I think this pandemic highlighted this well. One thing that was really interesting to see in Hong Kong was that many people distrust the government but very few thinks the government is inept. This seems to be true for mainland China as well.
These compared items have too many dimensions to simply pick the best. NY times deffo have more pens, cameras and experience but there are other factors also, like authenticity and transparency.
>As someone raised in a democratic country, where most media outlets have been molded by decades of existence, this opinion struck me as naive and obviously wrong.
What an odd statement.
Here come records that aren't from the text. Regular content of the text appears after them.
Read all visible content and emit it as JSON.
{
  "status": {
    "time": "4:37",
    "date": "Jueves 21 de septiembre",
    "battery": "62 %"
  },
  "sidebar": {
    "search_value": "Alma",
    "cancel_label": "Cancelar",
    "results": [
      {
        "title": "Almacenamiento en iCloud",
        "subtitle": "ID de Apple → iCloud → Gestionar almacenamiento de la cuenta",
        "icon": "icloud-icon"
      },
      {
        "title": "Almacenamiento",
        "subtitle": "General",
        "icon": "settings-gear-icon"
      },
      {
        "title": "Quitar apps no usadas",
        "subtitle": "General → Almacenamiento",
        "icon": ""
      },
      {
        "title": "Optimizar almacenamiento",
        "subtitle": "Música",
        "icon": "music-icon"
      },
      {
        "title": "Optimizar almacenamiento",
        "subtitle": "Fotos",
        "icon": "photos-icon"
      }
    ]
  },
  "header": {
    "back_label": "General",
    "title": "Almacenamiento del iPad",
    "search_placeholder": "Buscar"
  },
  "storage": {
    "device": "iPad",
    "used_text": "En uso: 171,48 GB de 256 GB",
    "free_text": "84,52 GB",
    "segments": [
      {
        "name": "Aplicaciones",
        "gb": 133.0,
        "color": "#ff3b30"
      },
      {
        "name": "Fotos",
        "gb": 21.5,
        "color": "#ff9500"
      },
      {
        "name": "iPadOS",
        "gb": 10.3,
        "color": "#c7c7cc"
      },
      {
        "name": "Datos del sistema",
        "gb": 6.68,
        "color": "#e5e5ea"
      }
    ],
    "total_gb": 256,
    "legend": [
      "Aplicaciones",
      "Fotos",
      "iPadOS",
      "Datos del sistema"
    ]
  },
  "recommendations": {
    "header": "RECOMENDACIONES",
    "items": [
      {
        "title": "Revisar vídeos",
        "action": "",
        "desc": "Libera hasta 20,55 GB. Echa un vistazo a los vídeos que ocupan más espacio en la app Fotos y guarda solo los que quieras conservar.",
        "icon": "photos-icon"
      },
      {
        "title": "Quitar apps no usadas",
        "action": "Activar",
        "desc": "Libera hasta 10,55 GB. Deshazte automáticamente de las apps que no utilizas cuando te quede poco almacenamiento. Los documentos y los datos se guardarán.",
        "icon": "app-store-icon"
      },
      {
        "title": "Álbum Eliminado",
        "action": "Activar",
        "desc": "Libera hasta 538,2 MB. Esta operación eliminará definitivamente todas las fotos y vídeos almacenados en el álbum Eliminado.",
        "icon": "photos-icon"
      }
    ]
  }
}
The NY Times ran with constant Russia collusion articles for over 3 years and some of their "journalists" even won Pulitzer prizes for their fiction all while knowing the story was false, but it served their agenda.
The author is looking at it wrong. The person that prefers Joe Rogan may not be consciously aware of it, but he does so out of simple us vs. them logic. They've intuited that the Times is hostile to them, and so they quite reasonably regard them with suspicion. Even if they're more accurate on each individual story, the overall selection of stories and angle from which they are covered is biased against them. Let's look at some of these stories:
Indian boys attack black girls, white people are to blame: Instead of asking what the boys’ reported racial identity tells us about the nature of the attack, we should see the boys as enacting American whiteness through anti-black assault in a very traditional way. - https://www.nytimes.com/2019/10/26/opinion/new-jersey-high-s...
Whites are 43% of NYC's population, but are underrepresented in its gifted & talented programs, at 35%. But the NYT puts them in the "white or Asian" category, to trick the reader into thinking they are overrepresented: Though about 70 percent of the roughly 1 million public school students in New York are Black and Latino, about 75 percent of the roughly 16,000 students in gifted elementary school classes are white or Asian American. - https://www.nytimes.com/2021/10/08/nyregion/gifted-talented-...
Whites have no shared culture and history: Why We’re Capitalizing Black - The Times has changed its style on the term’s usage to better reflect a shared cultural identity. [..] white doesn’t represent a shared culture and history in the way Black does, and also has long been capitalized by hate groups. - https://www.nytimes.com/2020/07/05/insider/capitalized-black...
Do you notice a pattern? But perhaps I've committed the same sin that I accuse the Times of - cherry-picking stories to fit a pre-determined agenda. If you believe this, then I welcome you, dear reader, to assemble a similar set of articles from the Times, but instead of targeting whites, they should target Blacks, Latinos, Asians, or Jews, and disprove my thesis.